Trying to understand "Dutch-process" cocoa
February 14, 2010
When I was making this caramel and chocolate cake, the recipe called for “Dutch-process” cocoa, which I have never heard of before (and which isn’t stocked in my local supermarket).
According to this page and some other reading I’ve done, cocoa is naturally acidic. Dutch-process cocoa is treated with alkalines to neutralize that acidity. What does this mean? According to AB, the Dutch process:
Mellows the flavor by removing some of the cocoa’s bitterness,
Changes the color somewhat, and
Increases the cocoa’s solubility in liquids. (I think Dutch process cocoa is basically what you use when you are making hot chocolate from scratch, i.e. without a mix such as Swiss Miss, but I could be wrong).
As I mentioned, I didn’t have Dutch-process cocoa but the recipe called for it. What would the effects of a substitution be?
First of all, because unsweetened natural cocoa (which is what I had on hand) is more bitter, the cake would be a little more bitter.
Secondly, because the cocoa I was using was more alkaline, it would react more strongly with the (basic) baking soda I used, causing the cake to rise more than it otherwise would - the reaction between acid and base causes carbon dioxide to form, as you can see when you mix vinegar and baking soda.
Trying a substitution, and questions about whether it would work
I read somewhere that you can add 1⁄8 teaspoon of baking soda for every 1 oz (3 tablespoons) of regular cocoa powder to get an acceptable substitute for Dutch-processed cocoa, and so I tried this. However:
I was confused about why this would work. I guess the theory is that the baking soda and the acid in the natural cocoa will cancel out and so you’ll have something closer to Dutch-process cocoa, chemically.
But, wouldn’t the additional baking soda, since the acid and base will react in the oven, actually increase the additional leavening action, since more reagent is available?
I guess it depends on the reaction ratio between the cocoa acid and the baking soda, and whether one or the other is “used up” - if the baking soda is all able to react with the cocoa, it should actually produce more leavening rather than less.
From a flavor perspective, I also don’t understand how the baking soda would mellow the bitterness of the cake, but that is just from a lack of knowledge rather than confusion.

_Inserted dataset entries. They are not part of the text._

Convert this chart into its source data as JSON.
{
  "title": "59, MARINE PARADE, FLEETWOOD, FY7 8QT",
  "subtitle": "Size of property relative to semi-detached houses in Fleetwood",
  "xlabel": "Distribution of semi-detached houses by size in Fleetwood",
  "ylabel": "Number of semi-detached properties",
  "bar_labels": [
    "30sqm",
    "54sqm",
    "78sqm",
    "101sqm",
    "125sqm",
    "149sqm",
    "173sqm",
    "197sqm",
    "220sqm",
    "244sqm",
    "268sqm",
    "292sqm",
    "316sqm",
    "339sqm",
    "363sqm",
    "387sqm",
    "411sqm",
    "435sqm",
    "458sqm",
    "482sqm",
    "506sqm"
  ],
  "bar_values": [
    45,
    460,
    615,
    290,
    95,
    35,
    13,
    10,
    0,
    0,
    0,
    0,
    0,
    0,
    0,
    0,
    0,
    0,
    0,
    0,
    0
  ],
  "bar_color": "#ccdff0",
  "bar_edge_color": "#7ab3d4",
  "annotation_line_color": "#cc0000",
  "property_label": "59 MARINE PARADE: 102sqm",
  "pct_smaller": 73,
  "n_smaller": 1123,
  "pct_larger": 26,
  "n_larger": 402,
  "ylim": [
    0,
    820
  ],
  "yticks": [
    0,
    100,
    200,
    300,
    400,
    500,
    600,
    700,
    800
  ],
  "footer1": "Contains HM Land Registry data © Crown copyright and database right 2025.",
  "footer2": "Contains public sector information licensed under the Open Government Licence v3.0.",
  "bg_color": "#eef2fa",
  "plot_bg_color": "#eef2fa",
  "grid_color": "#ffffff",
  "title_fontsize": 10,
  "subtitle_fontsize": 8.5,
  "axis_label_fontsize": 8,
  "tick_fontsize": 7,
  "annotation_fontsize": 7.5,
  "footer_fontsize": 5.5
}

And then finally, perhaps I am overthinking things. The Wikipedia article explaining the Dutch process for making cocoa powder seems to just say that in the Dutch process “alkalis are added to the cocoa”, so maybe it is a really simple process, and the addition of baking soda to cocoa powder can stand in for it, when everything combines in the oven? Not sure.
I’m not sure fully sure what happened here, and it may be a good subject for another experiment. The cake turned out well. If the substitution did not work, it didn’t matter because the cake was not, certainly, overly bitter to me and I didn’t care about how tall it was.
The mellowing of flavors in Dutch process cocoa, by the way, doesn’t necessarily seem like a good thing to me. I rather like very strong / challenging flavors, such as my olive oil mayonnaise, and so I might appreciate a slightly more bitter flavor in the cake. On the other hand, would I like hot chocolate made with unsweetened cocoa?
I’m still a little confused about all this but hope to figure it out in time. I might revise this entry later.
Red velvet cakes
By the way, in an original red velvet cake, the cake turns slightly red, apparently because of the reaction of the acidic cocoa powder with the acidic vinegar (or perhaps the buttermilk, which is also acidic, I think - the Wikipedia article really isn’t clear).
This seems to be the same reaction; it has something to do with the anthocyanins in the cocoa, which change color depending on pH, and which are also responsible for the color of e.g. blueberries. I am going to leave this entry where it stands, as I said before I’m still pretty confused about how this all fits together.